Quite by chance found mice in the next village! A young lad had them for feeding his snakes but didn't have the heart to kill them. I ended up with four girls and five boys. pics attached hopefully 

I now appreciate how difficult it is to take pics of mices!

I don't know how good they are in terms of show quality, but they are cute and we love em, they have names already, we will see what colour babies we get when they start to play!


----------



## moustress (Sep 25, 2009)

You pix are so tiny, can't really see much, but they look like lilac and argente?


----------



## janjiie (Sep 29, 2009)

most of the boys are tan, two of the girls are grey and white, and there is a boy and a girl that are kinds gray brown with tan sheen!! Don't know what the proper names are for them!
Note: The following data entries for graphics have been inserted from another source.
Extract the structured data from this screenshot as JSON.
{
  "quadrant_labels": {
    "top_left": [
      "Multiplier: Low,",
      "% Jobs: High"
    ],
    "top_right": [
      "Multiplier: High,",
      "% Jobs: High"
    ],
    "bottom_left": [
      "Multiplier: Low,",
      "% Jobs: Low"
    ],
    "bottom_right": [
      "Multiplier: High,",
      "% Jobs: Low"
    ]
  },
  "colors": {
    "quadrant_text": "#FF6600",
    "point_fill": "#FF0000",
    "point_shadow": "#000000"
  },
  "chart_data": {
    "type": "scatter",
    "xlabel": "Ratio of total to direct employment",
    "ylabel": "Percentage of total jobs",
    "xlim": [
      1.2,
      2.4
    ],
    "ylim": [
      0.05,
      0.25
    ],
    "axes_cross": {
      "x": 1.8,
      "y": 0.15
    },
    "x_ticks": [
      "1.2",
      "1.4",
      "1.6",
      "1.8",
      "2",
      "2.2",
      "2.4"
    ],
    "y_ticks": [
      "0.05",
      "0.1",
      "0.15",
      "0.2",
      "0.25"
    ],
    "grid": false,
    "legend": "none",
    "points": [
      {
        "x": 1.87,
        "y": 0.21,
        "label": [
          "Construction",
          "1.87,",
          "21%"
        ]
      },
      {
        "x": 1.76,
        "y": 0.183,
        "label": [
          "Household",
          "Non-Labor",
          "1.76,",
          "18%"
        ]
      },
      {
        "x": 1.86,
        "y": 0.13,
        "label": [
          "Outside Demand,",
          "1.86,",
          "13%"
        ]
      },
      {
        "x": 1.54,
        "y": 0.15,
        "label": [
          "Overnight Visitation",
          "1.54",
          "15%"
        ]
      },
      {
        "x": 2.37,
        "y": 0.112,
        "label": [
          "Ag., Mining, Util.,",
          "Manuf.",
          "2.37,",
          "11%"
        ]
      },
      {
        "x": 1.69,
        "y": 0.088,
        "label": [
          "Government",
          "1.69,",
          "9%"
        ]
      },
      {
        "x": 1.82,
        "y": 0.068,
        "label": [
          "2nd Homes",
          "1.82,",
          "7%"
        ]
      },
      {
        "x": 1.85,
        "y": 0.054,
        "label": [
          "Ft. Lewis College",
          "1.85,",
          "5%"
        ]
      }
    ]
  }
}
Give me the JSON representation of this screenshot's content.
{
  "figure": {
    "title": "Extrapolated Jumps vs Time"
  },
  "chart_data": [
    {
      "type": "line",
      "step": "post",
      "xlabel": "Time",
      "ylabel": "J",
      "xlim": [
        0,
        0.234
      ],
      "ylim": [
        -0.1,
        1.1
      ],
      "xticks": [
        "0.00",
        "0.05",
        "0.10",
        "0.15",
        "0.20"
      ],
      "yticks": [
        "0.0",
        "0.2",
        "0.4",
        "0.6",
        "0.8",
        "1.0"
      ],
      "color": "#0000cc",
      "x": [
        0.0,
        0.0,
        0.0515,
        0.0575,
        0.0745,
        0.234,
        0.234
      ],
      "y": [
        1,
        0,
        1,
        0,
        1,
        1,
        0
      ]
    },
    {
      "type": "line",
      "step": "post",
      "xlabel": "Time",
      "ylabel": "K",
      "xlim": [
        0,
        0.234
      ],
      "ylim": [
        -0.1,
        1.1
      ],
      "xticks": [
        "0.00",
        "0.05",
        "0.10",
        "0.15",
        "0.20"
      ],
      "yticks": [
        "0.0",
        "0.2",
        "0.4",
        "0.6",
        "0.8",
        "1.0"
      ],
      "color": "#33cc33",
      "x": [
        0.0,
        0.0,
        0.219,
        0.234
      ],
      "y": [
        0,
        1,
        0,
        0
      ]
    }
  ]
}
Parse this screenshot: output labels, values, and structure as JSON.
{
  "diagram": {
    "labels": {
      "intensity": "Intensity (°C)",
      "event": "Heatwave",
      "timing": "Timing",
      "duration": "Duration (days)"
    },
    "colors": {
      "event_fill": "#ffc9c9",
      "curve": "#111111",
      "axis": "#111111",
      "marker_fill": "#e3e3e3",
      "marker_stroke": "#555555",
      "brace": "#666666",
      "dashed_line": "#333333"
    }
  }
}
Any advice on how to get pics on greatly appreciated, can't seem to get it :roll:

jan
~C:>


----------



## moustress (Sep 25, 2009)

Maybe you can repost the pix in a larger format?


----------



## janjiie (Sep 29, 2009)

yey! done it at last !!


----------



## moustress (Sep 25, 2009)

Wow, that is a really fabulous color on the cinammon. Don't worry about show standards if you aren't going to show your mousies. It's nice if you get stellar form with strong tails and nice clean ears; I'm really not fond of the the really huge ears on some show mousies I've seen pix of, especially when they are hanging off the sides of the head, but that's just me. We all have the option of pleasing ourselves in that regard. Mousies are just loveable in any form. (Except hairless. *shudder*)


----------